Fortum, however, has specified that the project is only at an early stage, and that the amount of investment and the size of the plant have not been decided yet.
According to BNS, the project could have capacity between 10 and 50 MW, and require an investment between €10 million and €50 million. The size of the project would depend on how much land the company will be able to secure for the project. BNS reports, in fact, that the acquisition of the necessary land, which is currently owned by the state, remains unresolved.
The plant is expected to be built on polluted land or former military training areas. The CEO of local Fortum’s unit Fortum Tartu Margo Kulaots said to BNS that the project could also be completed by the end of this year “if everything goes according to plan.”

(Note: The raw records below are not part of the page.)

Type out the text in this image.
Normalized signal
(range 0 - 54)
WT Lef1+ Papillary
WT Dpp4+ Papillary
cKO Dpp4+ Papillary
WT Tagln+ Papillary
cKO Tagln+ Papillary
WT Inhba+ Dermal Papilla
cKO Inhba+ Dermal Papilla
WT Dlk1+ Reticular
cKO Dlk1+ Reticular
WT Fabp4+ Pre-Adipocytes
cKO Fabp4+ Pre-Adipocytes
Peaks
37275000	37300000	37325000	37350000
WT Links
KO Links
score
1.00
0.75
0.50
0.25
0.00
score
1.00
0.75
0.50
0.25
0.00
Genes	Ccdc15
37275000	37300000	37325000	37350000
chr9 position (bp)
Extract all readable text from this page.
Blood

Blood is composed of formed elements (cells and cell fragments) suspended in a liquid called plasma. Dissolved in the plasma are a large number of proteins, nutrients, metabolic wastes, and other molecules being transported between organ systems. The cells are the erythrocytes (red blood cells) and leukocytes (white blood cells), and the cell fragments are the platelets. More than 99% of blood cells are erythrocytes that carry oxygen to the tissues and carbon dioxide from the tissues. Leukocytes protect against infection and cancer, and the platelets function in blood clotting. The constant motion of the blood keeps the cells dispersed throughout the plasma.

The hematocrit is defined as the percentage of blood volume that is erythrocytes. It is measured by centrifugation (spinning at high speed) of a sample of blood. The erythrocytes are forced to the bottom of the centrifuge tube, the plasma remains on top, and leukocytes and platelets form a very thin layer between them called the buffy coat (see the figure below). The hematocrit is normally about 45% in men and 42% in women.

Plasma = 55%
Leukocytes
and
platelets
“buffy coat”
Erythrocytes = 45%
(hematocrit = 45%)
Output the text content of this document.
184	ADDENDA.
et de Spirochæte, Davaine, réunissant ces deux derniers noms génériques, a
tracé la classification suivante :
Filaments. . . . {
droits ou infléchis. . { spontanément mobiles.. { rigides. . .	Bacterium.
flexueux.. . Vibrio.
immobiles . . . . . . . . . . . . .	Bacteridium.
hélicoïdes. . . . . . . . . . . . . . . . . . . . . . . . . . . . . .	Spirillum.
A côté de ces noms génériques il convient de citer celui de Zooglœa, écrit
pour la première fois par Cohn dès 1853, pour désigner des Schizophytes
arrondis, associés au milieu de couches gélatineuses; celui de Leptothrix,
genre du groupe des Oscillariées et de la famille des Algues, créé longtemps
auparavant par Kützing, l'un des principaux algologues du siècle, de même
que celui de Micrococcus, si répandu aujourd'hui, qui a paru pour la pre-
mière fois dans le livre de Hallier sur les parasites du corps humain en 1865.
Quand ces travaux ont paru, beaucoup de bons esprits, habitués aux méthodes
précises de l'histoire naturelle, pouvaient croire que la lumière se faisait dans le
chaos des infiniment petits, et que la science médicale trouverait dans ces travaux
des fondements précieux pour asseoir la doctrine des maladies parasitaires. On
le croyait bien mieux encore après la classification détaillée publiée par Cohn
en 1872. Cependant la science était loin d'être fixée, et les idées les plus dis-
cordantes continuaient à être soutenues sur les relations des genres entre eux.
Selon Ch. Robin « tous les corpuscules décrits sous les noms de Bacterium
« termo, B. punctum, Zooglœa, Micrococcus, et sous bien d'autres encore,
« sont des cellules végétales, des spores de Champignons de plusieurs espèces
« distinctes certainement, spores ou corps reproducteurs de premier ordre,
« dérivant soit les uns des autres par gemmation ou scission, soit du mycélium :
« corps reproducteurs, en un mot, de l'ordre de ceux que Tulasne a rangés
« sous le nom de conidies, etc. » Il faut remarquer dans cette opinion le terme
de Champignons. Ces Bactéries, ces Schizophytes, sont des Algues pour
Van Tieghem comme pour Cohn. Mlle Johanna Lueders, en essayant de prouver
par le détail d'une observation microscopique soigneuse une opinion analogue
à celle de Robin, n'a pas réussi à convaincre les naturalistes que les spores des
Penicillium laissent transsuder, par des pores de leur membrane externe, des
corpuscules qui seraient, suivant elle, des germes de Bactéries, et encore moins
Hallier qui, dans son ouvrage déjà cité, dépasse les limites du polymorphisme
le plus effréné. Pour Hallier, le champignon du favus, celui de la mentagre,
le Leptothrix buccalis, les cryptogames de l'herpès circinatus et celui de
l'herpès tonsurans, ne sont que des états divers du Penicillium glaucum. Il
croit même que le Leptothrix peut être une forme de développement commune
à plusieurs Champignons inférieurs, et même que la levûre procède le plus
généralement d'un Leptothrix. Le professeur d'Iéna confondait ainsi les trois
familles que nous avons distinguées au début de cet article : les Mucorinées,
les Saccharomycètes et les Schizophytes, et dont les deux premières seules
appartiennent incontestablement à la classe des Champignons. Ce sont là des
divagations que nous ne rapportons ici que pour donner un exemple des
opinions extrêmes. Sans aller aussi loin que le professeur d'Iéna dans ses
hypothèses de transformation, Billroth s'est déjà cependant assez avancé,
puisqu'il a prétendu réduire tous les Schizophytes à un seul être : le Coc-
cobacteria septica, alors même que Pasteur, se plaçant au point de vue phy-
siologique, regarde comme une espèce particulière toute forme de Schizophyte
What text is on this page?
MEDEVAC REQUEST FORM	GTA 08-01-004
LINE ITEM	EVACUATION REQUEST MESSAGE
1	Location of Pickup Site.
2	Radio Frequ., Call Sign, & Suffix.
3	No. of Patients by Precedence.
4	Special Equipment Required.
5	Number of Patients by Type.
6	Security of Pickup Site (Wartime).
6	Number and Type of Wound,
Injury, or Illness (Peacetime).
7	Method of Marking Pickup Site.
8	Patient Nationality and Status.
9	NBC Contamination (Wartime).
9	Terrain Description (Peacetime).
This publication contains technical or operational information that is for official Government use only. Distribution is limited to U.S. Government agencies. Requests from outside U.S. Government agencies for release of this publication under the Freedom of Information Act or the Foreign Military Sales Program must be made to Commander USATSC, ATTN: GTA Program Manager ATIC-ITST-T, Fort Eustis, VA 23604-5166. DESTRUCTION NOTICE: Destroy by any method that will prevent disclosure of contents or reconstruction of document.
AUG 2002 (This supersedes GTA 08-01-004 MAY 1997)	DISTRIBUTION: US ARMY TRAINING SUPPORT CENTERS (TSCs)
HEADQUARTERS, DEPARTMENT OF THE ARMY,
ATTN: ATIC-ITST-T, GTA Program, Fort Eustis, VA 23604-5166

Fortum produces and sells electricity and heat in the Estonian cities of Tartu and Pärnu. The unit in Pärnu is 100% owned by Fortum, while the company has a 60% stake of the business in Tartu.
Fortum is targeting a GW-scale wind and solar portfolio. The company intends to invest between €200 million ($213.4 million) and €400 million ($426.9 million) in the development of large-scale solar projects in India. In early April, Fortum completed its third solar park in India, a 70 MW PV plant located at the Bhadla solar park in Rajasthan, northwestern India.
Estonia’s government is currently planning to change the law regulating electricity markets, replacing the current feed-in premium scheme for renewable energies with an auction mechanism. Estonia’s cumulative PV capacity reached 10 MW at the end of 2016.